There is perhaps no other author that captures the details of these differences better than Pat Conroy. Pat Conroy has perfected the ability to not only make his low country scenery and settings come to life in dazzling and mesmerizing details; but also to engage the settings and scenery in such a way that it becomes its own character in the story. He transports you to memories of long ago with such eloquence and ease that you are momentarily convinced you've literally been transported back in time to relive them.
"South of Broad" is a beautiful, heart breaking and majestic tribute to Charleston, SC. It is a story of enduring friendships, and a study of the bonds and history that weave people together. It is a story of tragedy and sadness, and courage discovered in the least likely of places. Finally, it is a story of the love that develops through all of these things, and survives it all.
To be certain, each person in the story is essential to the development and overall execution of the plot; but no character is as complex and layered as that of the central character, Leo King. Leo King is both tragic and heroic, he is haunted by his past and yet driven to his future by it as well. You find yourself reading torn between cheering for him to have a happy ending and wondering if maybe...he just isn't destined to have one. There are tragedies that occur in his life that becoming the defining circumstances of his destiny. He is a man you never want to be; but at the same time you feel proud to know him.

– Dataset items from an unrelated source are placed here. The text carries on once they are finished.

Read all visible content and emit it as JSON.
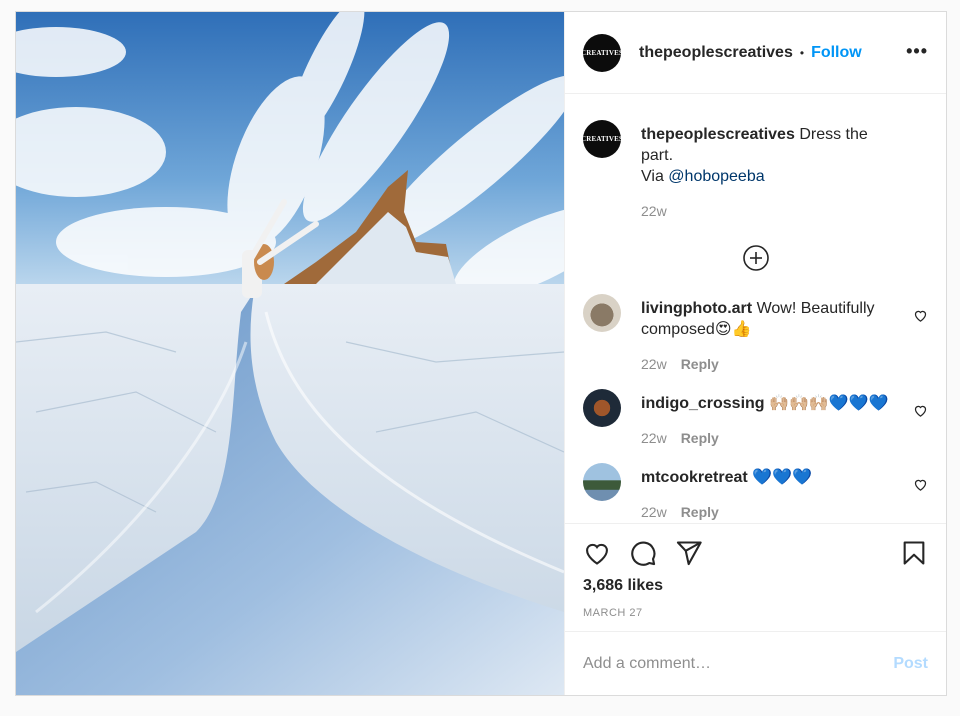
{
  "post": {
    "author": "thepeoplescreatives",
    "avatar_logo": "CREATIVES",
    "follow_label": "Follow",
    "more_label": "•••",
    "dot": "•"
  },
  "caption": {
    "username": "thepeoplescreatives",
    "text_before": "Dress the part.",
    "text_via": "Via",
    "mention": "@hobopeeba",
    "time": "22w"
  },
  "comments": [
    {
      "username": "livingphoto.art",
      "text": "Wow! Beautifully composed😍👍",
      "time": "22w",
      "reply_label": "Reply"
    },
    {
      "username": "indigo_crossing",
      "text": "🙌🏼🙌🏼🙌🏼💙💙💙",
      "time": "22w",
      "reply_label": "Reply"
    },
    {
      "username": "mtcookretreat",
      "text": "💙💙💙",
      "time": "22w",
      "reply_label": "Reply"
    }
  ],
  "stats": {
    "likes": "3,686 likes",
    "date": "MARCH 27"
  },
  "composer": {
    "placeholder": "Add a comment…",
    "post_label": "Post"
  },
  "colors": {
    "accent": "#0095f6",
    "post_disabled": "#b3dbff",
    "mention": "#00376b",
    "muted": "#8e8e8e"
  },
  "icons": [
    "heart-icon",
    "comment-icon",
    "share-icon",
    "bookmark-icon",
    "plus-circle-icon",
    "more-icon"
  ]
}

I loved this book. I loved the attention to details that Pat Conroy gives to the history of Charleston. For those who were here for Hurricane Hugo in 1989, you not only read the exquisite details of the storm and aftermath that he captures; but you feel them as well. You realize that you still think of Joe Riley, Jr as the best Charleston Mayor ever! That Bill Sharpe and Debi Chard were the "must watch local anchors" of channel 5; and that if you've had anyone in your family pass away in Charleston, then J. Henry Stuhr Funeral Home on Calhoun Street has handled the arrangements.
As with all Pat Conroy novels, the story has many facets that break into numerous tangents and you do spend a bit of time wondering if he will bring them back together again. He does, of course and the final results are well worth the journey.